The ministry cited online gambling statutes and the Electronic Information and Transactions Law in its rationale. That legal framing matters for product teams, because the same market design can be treated differently across jurisdictions.
Prediction Markets Face a Fragmented Global Map
Polymarket said it intends to engage with regulators on responsible practice and user protections. The response reflects a core design trade-off, where open global access improves usability but increases exposure when local law classifies event markets as gambling.
The timeline was compressed: the presidential departure market went live on May 21, and the platform was blocked on May 25. That four-day window shows how quickly political-event markets can trigger enforcement, especially in jurisdictions already targeting online betting.

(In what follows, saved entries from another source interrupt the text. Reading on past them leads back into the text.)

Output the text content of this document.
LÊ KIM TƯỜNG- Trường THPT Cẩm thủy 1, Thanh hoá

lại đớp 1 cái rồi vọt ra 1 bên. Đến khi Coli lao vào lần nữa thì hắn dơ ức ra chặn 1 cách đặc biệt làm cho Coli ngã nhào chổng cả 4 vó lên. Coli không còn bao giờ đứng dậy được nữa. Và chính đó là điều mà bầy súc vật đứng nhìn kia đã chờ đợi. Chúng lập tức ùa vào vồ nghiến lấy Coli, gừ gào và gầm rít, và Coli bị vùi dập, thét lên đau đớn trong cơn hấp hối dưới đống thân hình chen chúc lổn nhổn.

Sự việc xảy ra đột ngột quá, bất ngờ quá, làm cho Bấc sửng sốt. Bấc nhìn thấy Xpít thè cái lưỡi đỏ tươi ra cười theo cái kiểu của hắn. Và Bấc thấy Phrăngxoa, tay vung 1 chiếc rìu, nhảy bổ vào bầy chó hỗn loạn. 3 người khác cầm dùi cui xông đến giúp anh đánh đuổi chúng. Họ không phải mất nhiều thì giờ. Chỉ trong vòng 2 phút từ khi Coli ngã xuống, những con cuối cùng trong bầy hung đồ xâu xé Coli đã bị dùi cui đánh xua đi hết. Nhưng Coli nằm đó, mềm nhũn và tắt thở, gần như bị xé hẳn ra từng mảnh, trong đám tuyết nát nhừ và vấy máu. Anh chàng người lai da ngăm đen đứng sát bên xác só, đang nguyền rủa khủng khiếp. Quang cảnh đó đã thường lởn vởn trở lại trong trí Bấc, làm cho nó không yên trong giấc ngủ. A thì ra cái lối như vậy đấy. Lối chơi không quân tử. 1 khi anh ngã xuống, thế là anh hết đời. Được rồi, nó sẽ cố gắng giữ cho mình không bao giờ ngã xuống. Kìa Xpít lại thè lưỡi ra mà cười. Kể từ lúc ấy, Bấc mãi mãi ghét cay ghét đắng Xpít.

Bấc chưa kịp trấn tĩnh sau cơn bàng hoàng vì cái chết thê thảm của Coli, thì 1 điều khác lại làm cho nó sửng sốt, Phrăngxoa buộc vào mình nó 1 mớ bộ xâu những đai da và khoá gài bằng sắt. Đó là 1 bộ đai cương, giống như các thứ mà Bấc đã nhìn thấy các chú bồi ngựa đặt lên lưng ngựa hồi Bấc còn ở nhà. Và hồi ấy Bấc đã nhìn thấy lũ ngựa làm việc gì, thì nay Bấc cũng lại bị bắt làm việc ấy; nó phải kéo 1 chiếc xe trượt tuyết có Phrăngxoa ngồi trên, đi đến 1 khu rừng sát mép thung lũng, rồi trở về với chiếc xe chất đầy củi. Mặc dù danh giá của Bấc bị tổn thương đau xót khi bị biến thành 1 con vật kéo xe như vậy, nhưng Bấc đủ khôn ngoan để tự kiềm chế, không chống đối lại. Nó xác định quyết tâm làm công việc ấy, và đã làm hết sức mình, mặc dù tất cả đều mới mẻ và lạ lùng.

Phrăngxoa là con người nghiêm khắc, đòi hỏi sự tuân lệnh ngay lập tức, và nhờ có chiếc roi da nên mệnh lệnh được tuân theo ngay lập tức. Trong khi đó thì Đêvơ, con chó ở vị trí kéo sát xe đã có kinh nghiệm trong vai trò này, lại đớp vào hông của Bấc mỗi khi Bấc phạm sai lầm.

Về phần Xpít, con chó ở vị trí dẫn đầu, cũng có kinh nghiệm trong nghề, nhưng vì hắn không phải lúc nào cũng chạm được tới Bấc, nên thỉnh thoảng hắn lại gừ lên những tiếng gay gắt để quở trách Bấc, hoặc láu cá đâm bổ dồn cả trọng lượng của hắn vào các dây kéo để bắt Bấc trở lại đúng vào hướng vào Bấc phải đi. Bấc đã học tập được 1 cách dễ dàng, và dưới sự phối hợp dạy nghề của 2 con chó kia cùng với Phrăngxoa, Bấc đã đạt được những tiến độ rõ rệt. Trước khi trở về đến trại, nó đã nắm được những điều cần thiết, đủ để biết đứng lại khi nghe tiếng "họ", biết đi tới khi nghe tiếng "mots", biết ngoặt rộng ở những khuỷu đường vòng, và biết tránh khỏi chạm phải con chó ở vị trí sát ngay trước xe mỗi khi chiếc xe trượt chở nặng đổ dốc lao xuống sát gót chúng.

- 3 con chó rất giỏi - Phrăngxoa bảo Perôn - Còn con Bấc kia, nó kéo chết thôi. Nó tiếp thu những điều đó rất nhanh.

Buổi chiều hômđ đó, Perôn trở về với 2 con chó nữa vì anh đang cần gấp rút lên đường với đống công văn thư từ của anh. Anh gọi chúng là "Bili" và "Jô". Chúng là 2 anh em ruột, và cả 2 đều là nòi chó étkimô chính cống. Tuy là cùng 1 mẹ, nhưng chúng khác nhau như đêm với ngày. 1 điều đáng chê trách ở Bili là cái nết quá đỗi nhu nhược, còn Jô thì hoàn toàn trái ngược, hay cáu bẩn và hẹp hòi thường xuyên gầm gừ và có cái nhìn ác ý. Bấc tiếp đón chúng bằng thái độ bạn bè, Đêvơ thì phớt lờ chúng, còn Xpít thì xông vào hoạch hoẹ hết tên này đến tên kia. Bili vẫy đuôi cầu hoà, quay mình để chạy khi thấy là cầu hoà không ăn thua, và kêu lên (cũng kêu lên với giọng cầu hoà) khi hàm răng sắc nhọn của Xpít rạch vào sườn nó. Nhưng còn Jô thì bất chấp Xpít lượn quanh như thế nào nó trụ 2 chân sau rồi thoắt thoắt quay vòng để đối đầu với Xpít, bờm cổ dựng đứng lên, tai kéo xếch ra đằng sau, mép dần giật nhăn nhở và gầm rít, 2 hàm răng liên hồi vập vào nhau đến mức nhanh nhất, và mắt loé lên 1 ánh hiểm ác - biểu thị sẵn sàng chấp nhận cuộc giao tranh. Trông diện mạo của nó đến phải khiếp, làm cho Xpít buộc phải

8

Komdigi’s wider 2026 campaign has also included more than 33,000 frozen bank accounts, according to agency reports. That broader enforcement context increases compliance pressure, even for platforms whose user flows are primarily crypto-native.
Indonesia’s move sits alongside restrictions in Singapore, Brazil, India, Spain, Taiwan, Thailand and other markets. Prediction-market operators now face a fragmented regulatory landscape, where access, onboarding and messaging must adjust by jurisdiction.
The immediate priorities are geofencing, transparent permission flows and clearer user-facing availability notices. Blocked-market UX should fail clearly before wallet interaction, reducing confusion and limiting unnecessary regulatory surface area.
The practical impact is straightforward: affected Indonesian users lose the ability to connect wallets or submit transactions through Polymarket. Operators should audit steps per operation, confirmation prompts and jurisdiction controls to preserve clarity where prediction markets remain accessible.